English captain Joe Root is treated during the 2017/18 Ashes in Australia. He would be taken to the hospital later
During the Sydney Ashes Test in January 2018, the English captain Joe Root was taken to the hospital suffer from dehydration and viral gastroenteritis when the air temperature reaches 42 ° C.
A heat tracker in the middle of the floor showed a reading of 57.6 ° C.
While cricket has always suffered hot periods in the past, higher concentrations of greenhouse gases in our atmosphere increase the intensity of the summer heat and pose an enormous risk to the longevity of the game as we know it.
Air pollution from forest fires is becoming more common
Matt McGrath is the environmental correspondent for BBC News
While heat stress is a major threat to future sporting events, air quality is another factor that can negatively impact competitors.
We have seen examples of in the past few years Athletes affected through smoky air from forest fires in Australia and the United States.
Climate change is likely to experience this more frequently.
If carbon emissions stay on a very high path, we could see 35% more days of high risk of forest fires around the world by the middle of this century.

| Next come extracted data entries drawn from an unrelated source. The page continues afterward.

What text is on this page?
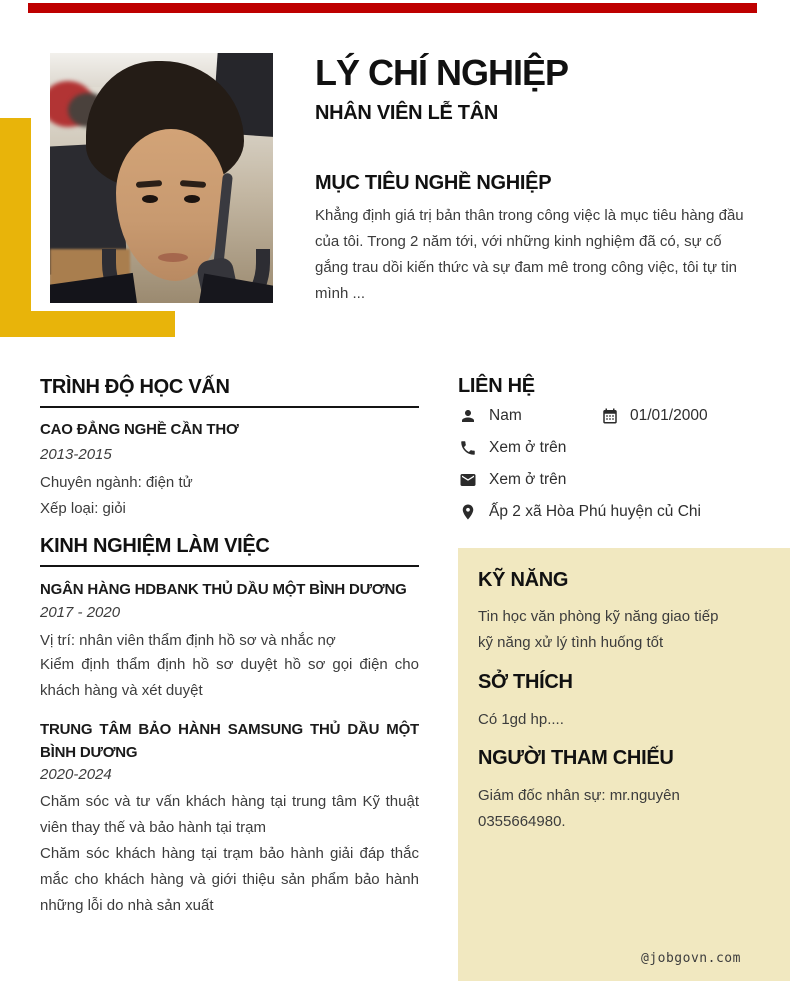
LÝ CHÍ NGHIỆP
NHÂN VIÊN LỄ TÂN
MỤC TIÊU NGHỀ NGHIỆP
Khẳng định giá trị bản thân trong công việc là mục tiêu hàng đầu của tôi. Trong 2 năm tới, với những kinh nghiệm đã có, sự cố gắng trau dồi kiến thức và sự đam mê trong công việc, tôi tự tin mình ...
TRÌNH ĐỘ HỌC VẤN
CAO ĐẲNG NGHỀ CẦN THƠ
2013-2015
Chuyên ngành: điện tử
Xếp loại: giỏi
KINH NGHIỆM LÀM VIỆC
NGÂN HÀNG HDBANK THỦ DẦU MỘT BÌNH DƯƠNG
2017 - 2020
Vị trí: nhân viên thẩm định hồ sơ và nhắc nợ
Kiểm định thẩm định hồ sơ duyệt hồ sơ gọi điện cho khách hàng và xét duyệt
TRUNG TÂM BẢO HÀNH SAMSUNG THỦ DẦU MỘT BÌNH DƯƠNG
2020-2024
Chăm sóc và tư vấn khách hàng tại trung tâm Kỹ thuật viên thay thế và bảo hành tại trạm
Chăm sóc khách hàng tại trạm bảo hành giải đáp thắc mắc cho khách hàng và giới thiệu sản phẩm bảo hành những lỗi do nhà sản xuất
LIÊN HỆ
Nam	01/01/2000
Xem ở trên
Xem ở trên
Ấp 2 xã Hòa Phú huyện củ Chi
KỸ NĂNG
Tin học văn phòng kỹ năng giao tiếp kỹ năng xử lý tình huống tốt
SỞ THÍCH
Có 1gd hp....
NGƯỜI THAM CHIẾU
Giám đốc nhân sự: mr.nguyên 0355664980.
@jobgovn.com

This poses a threat, not just to places we currently associate with fires, such as California, parts of Australia, and southern Europe.
Smoke from fires can rise up to 23 km into the atmosphere and be transported across continents in the wind.
These fires not only produce smoke, but also large amounts of particulate matter. These tiny fragments, 30 times smaller than the width of a human hair, can penetrate deep into the lungs and bloodstream, making asthma worse, and causing an increase in heart attacks.
The arid conditions and water shortages that the fire weather days of the future will create are also affecting the sports arenas we know and love.
In many cities, attending a sporting event can become very uncomfortable due to an aspect of climate change called the heat island effect.
All streets and buildings in a city absorb and give off much more heat from the sun than a rural landscape.
This heat island effect can be up to 5 ° C, which can make visiting a sports stadium in a big city in hot regions of the world uncomfortable at best.
One important thing to remember about climate change is that it will affect the number of warm days we experience around the world.
The recent record breaking warm summers in the US, Europe and Asia are likely to be far more common.
Research shows that 50% of summers in the 2030s will be warmer than the hottest in the past 40 years.
By 2050, any summer will likely be warmer than what we’ve seen recently.